Рыская взглядом по вокзалу, она прижала Мими к боковой стене, но их все равно чуть не снесла толпа, у которой теперь была только одна мысль — вернее, один инстинкт. Люди рвались в переполненную шахту лестницы, как лемминги в пропасть, и в этом не было никакой логики.
Ева и Мими почти одновременно заметили вход в тоннель. Арку венчал знак Verboten[75], но с дальнего конца просачивался призрачный свет: хоть какое-то убежище, но что с другой стороны? Они побежали на свет, который еле-еле пробивался через какое-то препятствие, видимо, бетонную стену. Стена неплотно прилегала к концу тоннеля, но взрослый человек не смог бы протиснуться в зазор, а лезть наверх было слишком высоко. Сплошной бетон.
Подруги побежали назад к вокзалу и попали под ударную волну, которая прибила их к боковой стене. Звон бьющегося стекла, отскакивающий рикошетом от большого количества поверхностей,
В районе вокзала наступило затишье. Но в других частях города продолжался грохот и вой разрушения, и пульсирующие сполохи озаряли стробирующим светом обе стороны тоннеля. Женщины выпустили друг друга из отчаянной хватки, не в силах поверить, что остались невредимыми после града ударов. Пыльный воздух и пар, который, как они догадались, шел от котлов разбитых локомотивов, затруднял дыхание и смазывал расцветающие огненные вспышки в бесформенную сплошную молнию.
Ева и Мими снова направились к входу в вокзал, где занавеси тумана — исчадия паровозного дыма — то смыкались густыми клубами, то расступались, приоткрывая картину грандиозного разрушения. Через огромные дыры в крыше адское варево поднималось к небу, которое из черно-белого фотографического негатива перекрасилось в огненно-оранжевый тон, испещренный мириадами вспышек, загоравшихся теперь так часто, что возникал эффект окклюзии — свет перекрыл тьму.
На двух размозженных вагонах, изрыгавших пламя и дым, беспомощно растянулся локомотив. Его гудок заклинило на пронзительном вопле баньши[76], который милосердно заглушал крики гибнущих под завалами и от огня или искалеченных и раненых, корчившихся под ногами у тех, кого сковал шок. Главный вход обвалился, и огонь и дым сочились по лестнице в подвалы. У стены виднелся холмик еще шевелившихся тел: один из вагонов снесло с рельсов и протащило по платформе, как дьявольский снегоочиститель, сметающий все на своем пути. Теперь он лежал на боку, истекая густым дымом.
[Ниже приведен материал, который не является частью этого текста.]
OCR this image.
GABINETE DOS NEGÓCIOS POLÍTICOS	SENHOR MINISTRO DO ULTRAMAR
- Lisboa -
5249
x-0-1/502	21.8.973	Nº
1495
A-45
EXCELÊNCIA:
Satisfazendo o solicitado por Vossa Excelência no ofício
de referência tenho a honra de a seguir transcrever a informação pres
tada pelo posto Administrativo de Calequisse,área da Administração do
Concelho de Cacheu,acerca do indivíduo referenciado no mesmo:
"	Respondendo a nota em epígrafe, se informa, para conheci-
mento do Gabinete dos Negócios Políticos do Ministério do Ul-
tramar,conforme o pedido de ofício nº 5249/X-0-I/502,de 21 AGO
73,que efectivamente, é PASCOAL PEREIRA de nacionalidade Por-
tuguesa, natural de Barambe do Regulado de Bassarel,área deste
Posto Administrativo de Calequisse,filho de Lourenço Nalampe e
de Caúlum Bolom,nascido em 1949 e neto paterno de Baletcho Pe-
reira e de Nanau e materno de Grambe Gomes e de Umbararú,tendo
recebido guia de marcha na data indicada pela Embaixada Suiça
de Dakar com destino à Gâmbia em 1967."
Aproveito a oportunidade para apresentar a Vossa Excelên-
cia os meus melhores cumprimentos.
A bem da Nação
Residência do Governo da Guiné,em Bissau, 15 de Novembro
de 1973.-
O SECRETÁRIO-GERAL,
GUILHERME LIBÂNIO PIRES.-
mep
Отрезанная от Мими и Евы непреодолимой преградой, стояла девочка в школьном берете и с сумкой через плечо. Она смотрела на ошметки руки, болтавшиеся на хряще и артерии, которая заливала платформу фонтаном крови.
Женщины испуганно переглянулись. Бежать было некуда — оставалось лезть через стену на другом конце тоннеля. Но как? На нее не забраться без лестницы или чего-нибудь в этом роде. У стены лежал кусок искореженных рельсов, на одной полосе которых еще сохранился бетонный башмак. Не говоря ни слова — разговоры были бесполезны посреди какофонии, которой как будто пропиталась каждая клетка, — они потащили рельс к отвесной стене, задыхаясь в клубах дыма и пара, с трудом разбирая дорогу. Легкие бунтовали, Еву рвало, но женщины все-таки дотянули свою импровизированную лестницу до места назначения.
Мими полезла наверх, оступилась и почувствовала, как зазубренный край врезался в ногу. Всхлипывая и задыхаясь, она нащупала край стены и подтянулась к более чистому воздуху. Когда Ева затрепыхалась рядом, давясь и с бульканьем глотая воздух, Мими стошнило. Вдвоем, словно тряпичные куклы, они висели на стене. Чад лавинами сходил по их затылкам; истерзанные, измочаленные руки и волосы безвольно болтались. У женщин не было сил даже на то, чтобы открыть ослепшие, разъеденные дымом глаза, но сквозь плотно зажмуренные веки все равно можно было различить красные и желтые сполохи.